Assuming a role for helm provider doesn't work as expected

[andrey-odeeo]

I'm using multi-account strategy in AWS and creating AWS resources with an assumed role. I would like also to assume this role by helm provider using exec plugin, but for some reason it doesn't work.

Terraform, Provider, Kubernetes and Helm Versions

Terraform version: v1.9.3
Provider version: v2.14.0
Kubernetes version: v1.30.3

Affected Resource(s)

• helm_release

Terraform Configuration Files

data "aws_eks_cluster" "adserver" {
  name = "adserver"
}

provider "helm" {
  kubernetes {
    host = data.aws_eks_cluster.adserver.endpoint
    cluster_ca_certificate = base64decode(data.aws_eks_cluster.adserver.certificate_authority[0].data)

    exec {
      api_version = "client.authentication.k8s.io/v1beta1"
      command = "aws"
      args    = [
        "eks",
        "get-token",
        "--cluster-name",
        "adserver",
        "--role-arn",
        "arn:aws:iam::000000000000:role/TerraformToAdmin",
      ]
    }
  }
}

resource "helm_release" "nginx" {
  name       = "nginx"
  repository = "https://charts.bitnami.com/bitnami"
  chart      = "nginx"
}

Debug Output

Error: Kubernetes cluster unreachable: the server has asked for the client to provide credentials

Expected Behavior

Use assumed role and authenticate in EKS

Actual Behavior

Can't authenticate

Important Factoids

If I take the command and put in the same terminal where I run terraform plan, I receive the token

aws eks get-token --cluster-name adserver --role-arn arn:aws:iam::000000000000:role/TerraformToAdmin


{
    "kind": "ExecCredential",
    "apiVersion": "client.authentication.k8s.io/v1beta1",
    "spec": {},
    "status": {
        "expirationTimestamp": "2024-07-30T18:02:27Z",
        "token": "k8s-aws-v1.xxxxxxxx"
    }
}

If I create a profile in ~/.aws/credentials and use --profile instead of --role-arn - it works
for example:

provider "helm" {
  kubernetes {
    host = data.aws_eks_cluster.adserver.endpoint
    cluster_ca_certificate = base64decode(data.aws_eks_cluster.adserver.certificate_authority[0].data)

    exec {
      api_version = "client.authentication.k8s.io/v1beta1"
      command = "aws"
      args    = [
        "eks",
        "get-token",
        "--cluster-name",
        "adserver",
        "--profile",
        "xyzprofile",
      ]
    }
  }
}

I also tried to pass environment directly using "env" block inside exec - it didn't help either.

[sheneska]

Hi @andrey-odeeo, could you please share how the AWS credentials are being supplied?

[andrey-odeeo]

Hi @andrey-odeeo, could you please share how the AWS credentials are being supplied?

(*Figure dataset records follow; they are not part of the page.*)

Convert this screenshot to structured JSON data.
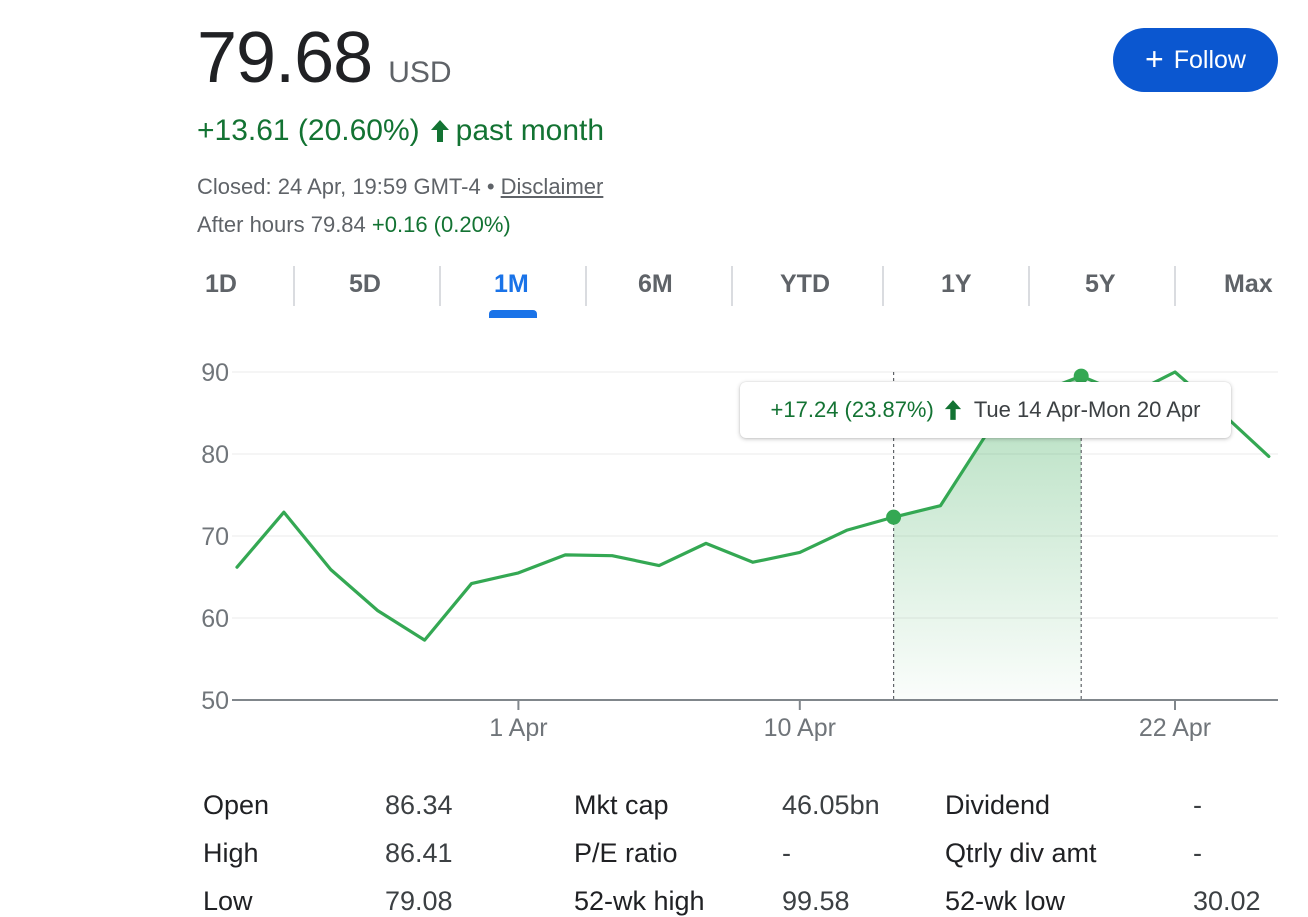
{
  "quote": {
    "price": "79.68",
    "currency": "USD",
    "change": "+13.61 (20.60%)",
    "change_period": "past month",
    "closed_text": "Closed: 24 Apr, 19:59 GMT-4 •",
    "disclaimer": "Disclaimer",
    "after_hours_label": "After hours 79.84",
    "after_hours_change": "+0.16 (0.20%)"
  },
  "follow_button": {
    "label": "Follow",
    "color": "#0b57d0"
  },
  "tabs": [
    {
      "label": "1D",
      "active": false
    },
    {
      "label": "5D",
      "active": false
    },
    {
      "label": "1M",
      "active": true
    },
    {
      "label": "6M",
      "active": false
    },
    {
      "label": "YTD",
      "active": false
    },
    {
      "label": "1Y",
      "active": false
    },
    {
      "label": "5Y",
      "active": false
    },
    {
      "label": "Max",
      "active": false
    }
  ],
  "tooltip": {
    "change": "+17.24 (23.87%)",
    "range": "Tue 14 Apr-Mon 20 Apr"
  },
  "chart_data": {
    "type": "line",
    "title": "",
    "xlabel": "",
    "ylabel": "",
    "ylim": [
      50,
      90
    ],
    "yticks": [
      50,
      60,
      70,
      80,
      90
    ],
    "x_tick_labels": [
      {
        "label": "1 Apr",
        "x": 6
      },
      {
        "label": "10 Apr",
        "x": 12
      },
      {
        "label": "22 Apr",
        "x": 20
      }
    ],
    "series": [
      {
        "color": "#34a853",
        "x": [
          0,
          1,
          2,
          3,
          4,
          5,
          6,
          7,
          8,
          9,
          10,
          11,
          12,
          13,
          14,
          15,
          16,
          17,
          18,
          19,
          20,
          21,
          22
        ],
        "y": [
          66.2,
          72.9,
          65.9,
          60.9,
          57.3,
          64.2,
          65.5,
          67.7,
          67.6,
          66.4,
          69.1,
          66.8,
          68.0,
          70.7,
          72.3,
          73.7,
          82.6,
          87.3,
          89.5,
          87.1,
          90.0,
          85.0,
          79.7
        ]
      }
    ],
    "selection": {
      "start_x": 14,
      "end_x": 18
    },
    "grid": true,
    "legend": "none"
  },
  "stats": [
    {
      "label": "Open",
      "value": "86.34"
    },
    {
      "label": "High",
      "value": "86.41"
    },
    {
      "label": "Low",
      "value": "79.08"
    },
    {
      "label": "Mkt cap",
      "value": "46.05bn"
    },
    {
      "label": "P/E ratio",
      "value": "-"
    },
    {
      "label": "52-wk high",
      "value": "99.58"
    },
    {
      "label": "Dividend",
      "value": "-"
    },
    {
      "label": "Qtrly div amt",
      "value": "-"
    },
    {
      "label": "52-wk low",
      "value": "30.02"
    }
  ]
}
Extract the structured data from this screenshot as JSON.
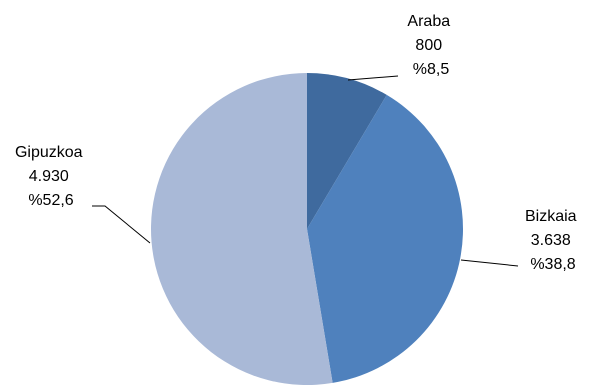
{
  "chart_data": {
    "type": "pie",
    "title": "",
    "slices": [
      {
        "name": "Araba",
        "value": 800,
        "value_label": "800",
        "percent_label": "%8,5",
        "color": "#3F6A9E"
      },
      {
        "name": "Bizkaia",
        "value": 3638,
        "value_label": "3.638",
        "percent_label": "%38,8",
        "color": "#4F81BD"
      },
      {
        "name": "Gipuzkoa",
        "value": 4930,
        "value_label": "4.930",
        "percent_label": "%52,6",
        "color": "#A9B9D7"
      }
    ],
    "start_angle_deg": 0,
    "direction": "clockwise",
    "legend": "none"
  }
}
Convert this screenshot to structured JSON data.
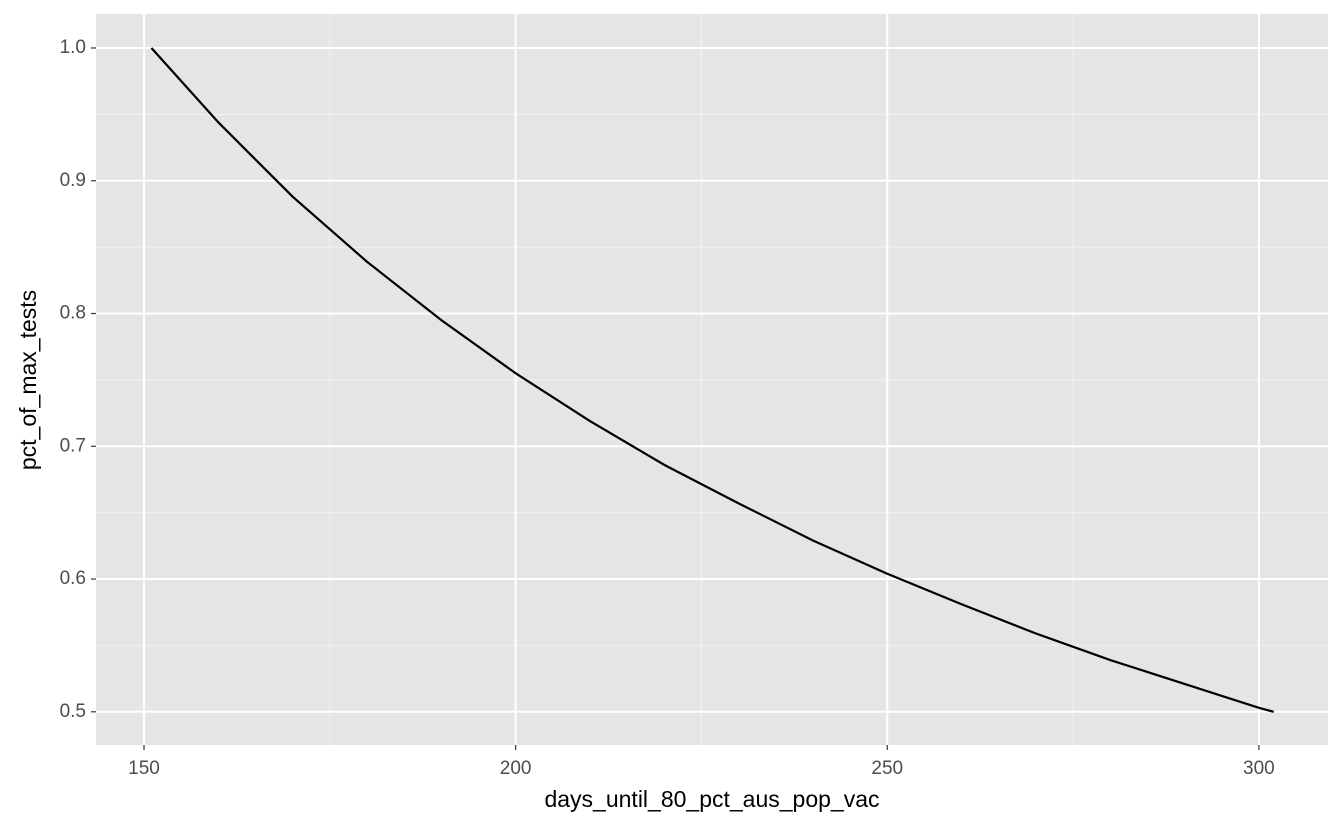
{
  "chart_data": {
    "type": "line",
    "x_label": "days_until_80_pct_aus_pop_vac",
    "y_label": "pct_of_max_tests",
    "x": [
      151,
      160,
      170,
      180,
      190,
      200,
      210,
      220,
      230,
      240,
      250,
      260,
      270,
      280,
      290,
      300,
      302
    ],
    "series": [
      {
        "color": "#000000",
        "values": [
          1.0,
          0.944,
          0.888,
          0.839,
          0.795,
          0.755,
          0.719,
          0.686,
          0.657,
          0.629,
          0.604,
          0.581,
          0.559,
          0.539,
          0.521,
          0.503,
          0.5
        ]
      }
    ],
    "xlim": [
      143.54,
      309.3
    ],
    "ylim": [
      0.475,
      1.0256
    ],
    "xticks": [
      150,
      200,
      250,
      300
    ],
    "yticks": [
      {
        "value": 0.5,
        "label": "0.5"
      },
      {
        "value": 0.6,
        "label": "0.6"
      },
      {
        "value": 0.7,
        "label": "0.7"
      },
      {
        "value": 0.8,
        "label": "0.8"
      },
      {
        "value": 0.9,
        "label": "0.9"
      },
      {
        "value": 1.0,
        "label": "1.0"
      }
    ],
    "grid": true
  }
}
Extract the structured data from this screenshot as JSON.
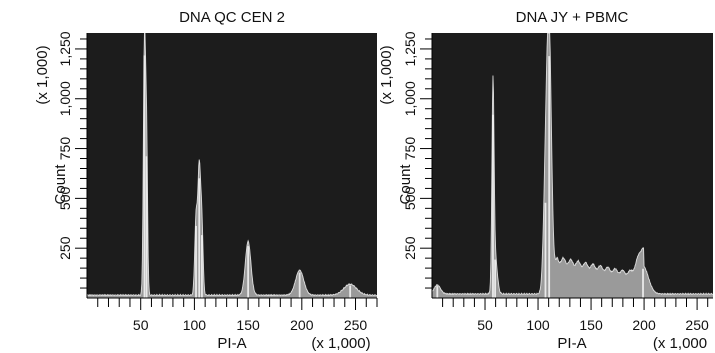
{
  "chart_data": [
    {
      "type": "area",
      "title": "DNA QC CEN 2",
      "xlabel": "PI-A",
      "x_unit_label": "(x 1,000)",
      "ylabel": "Count",
      "y_unit_label": "(x 1,000)",
      "xlim": [
        0,
        270
      ],
      "ylim": [
        0,
        1330
      ],
      "x_ticks": [
        50,
        100,
        150,
        200,
        250
      ],
      "x_tick_labels": [
        "50",
        "100",
        "150",
        "200",
        "250"
      ],
      "y_ticks": [
        250,
        500,
        750,
        1000,
        1250
      ],
      "y_tick_labels": [
        "250",
        "500",
        "750",
        "1,000",
        "1,250"
      ],
      "background_color": "#1c1c1c",
      "fill_color": "#9a9a9a",
      "highlight_color": "#f2f2f2",
      "grid": false,
      "peaks": [
        {
          "x": 53.5,
          "y": 1310,
          "width": 1.0
        },
        {
          "x": 55.5,
          "y": 760,
          "width": 0.9
        },
        {
          "x": 101.5,
          "y": 380,
          "width": 1.2
        },
        {
          "x": 104.5,
          "y": 640,
          "width": 1.3
        },
        {
          "x": 107.0,
          "y": 330,
          "width": 1.1
        },
        {
          "x": 150.0,
          "y": 270,
          "width": 2.6
        },
        {
          "x": 198.0,
          "y": 125,
          "width": 3.8
        },
        {
          "x": 245.0,
          "y": 55,
          "width": 6.0
        }
      ],
      "baseline": 12
    },
    {
      "type": "area",
      "title": "DNA JY + PBMC",
      "xlabel": "PI-A",
      "x_unit_label": "(x 1,000",
      "ylabel": "Count",
      "y_unit_label": "(x 1,000)",
      "xlim": [
        0,
        265
      ],
      "ylim": [
        0,
        1330
      ],
      "x_ticks": [
        50,
        100,
        150,
        200,
        250
      ],
      "x_tick_labels": [
        "50",
        "100",
        "150",
        "200",
        "250"
      ],
      "y_ticks": [
        250,
        500,
        750,
        1000,
        1250
      ],
      "y_tick_labels": [
        "250",
        "500",
        "750",
        "1,000",
        "1,250"
      ],
      "background_color": "#1c1c1c",
      "fill_color": "#9a9a9a",
      "highlight_color": "#f2f2f2",
      "grid": false,
      "peaks": [
        {
          "x": 5,
          "y": 45,
          "width": 3
        },
        {
          "x": 57.5,
          "y": 980,
          "width": 1.0
        },
        {
          "x": 59.5,
          "y": 190,
          "width": 2.0
        },
        {
          "x": 110.5,
          "y": 1300,
          "width": 2.2
        },
        {
          "x": 107.0,
          "y": 500,
          "width": 2.0
        },
        {
          "x": 199.0,
          "y": 140,
          "width": 5.0
        }
      ],
      "shoulder": {
        "from": 112,
        "to": 200,
        "start_y": 180,
        "end_y": 90
      },
      "baseline": 18
    }
  ]
}
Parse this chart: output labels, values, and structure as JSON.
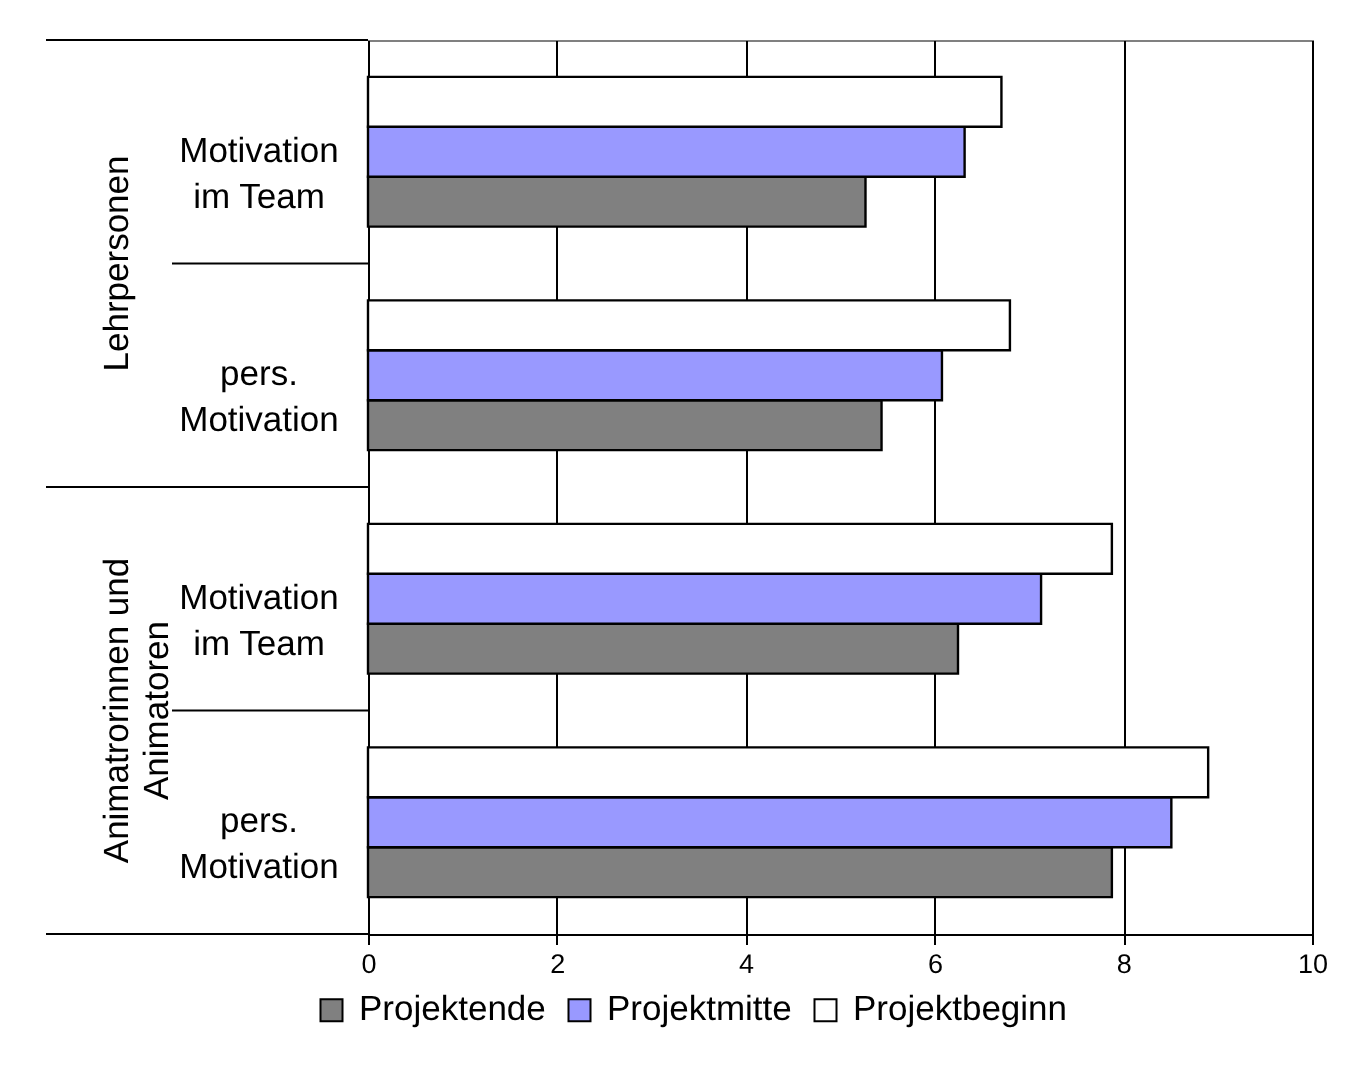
{
  "chart_data": {
    "type": "bar",
    "orientation": "horizontal",
    "categories": [
      "Motivation im Team",
      "pers. Motivation",
      "Motivation im Team",
      "pers. Motivation"
    ],
    "series": [
      {
        "name": "Projektende",
        "color": "#808080",
        "values": [
          5.27,
          5.44,
          6.25,
          7.88
        ]
      },
      {
        "name": "Projektmitte",
        "color": "#9999ff",
        "values": [
          6.32,
          6.08,
          7.13,
          8.51
        ]
      },
      {
        "name": "Projektbeginn",
        "color": "#ffffff",
        "values": [
          6.71,
          6.8,
          7.88,
          8.9
        ]
      }
    ],
    "xlim": [
      0,
      10
    ],
    "xticks": [
      0,
      2,
      4,
      6,
      8,
      10
    ],
    "grid": "x",
    "legend": "bottom",
    "annotations": [
      "Lehrpersonen",
      "Animatrorinnen und Animatoren"
    ]
  }
}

So the credentials of the main account from which I need to assume the account that helm should be using is supplied by exporting in the terminal the AWS_* variables. So basically it looks like following:

export AWS_ACCESS_KEY_ID="xxxxx"
export AWS_SECRET_ACCESS_KEY="xxxxx"
export AWS_SESSION_TOKEN=xxxxx"
terraform apply

[rohitelite]

I am facing the same issue with all the regions except us-east-1

[AvihaiSam]

I had the same issue, it turns out aws_auth was not updated with the role I tried to use.
notice that aws eks get-token command will always return token, even if cluster doesn't exist.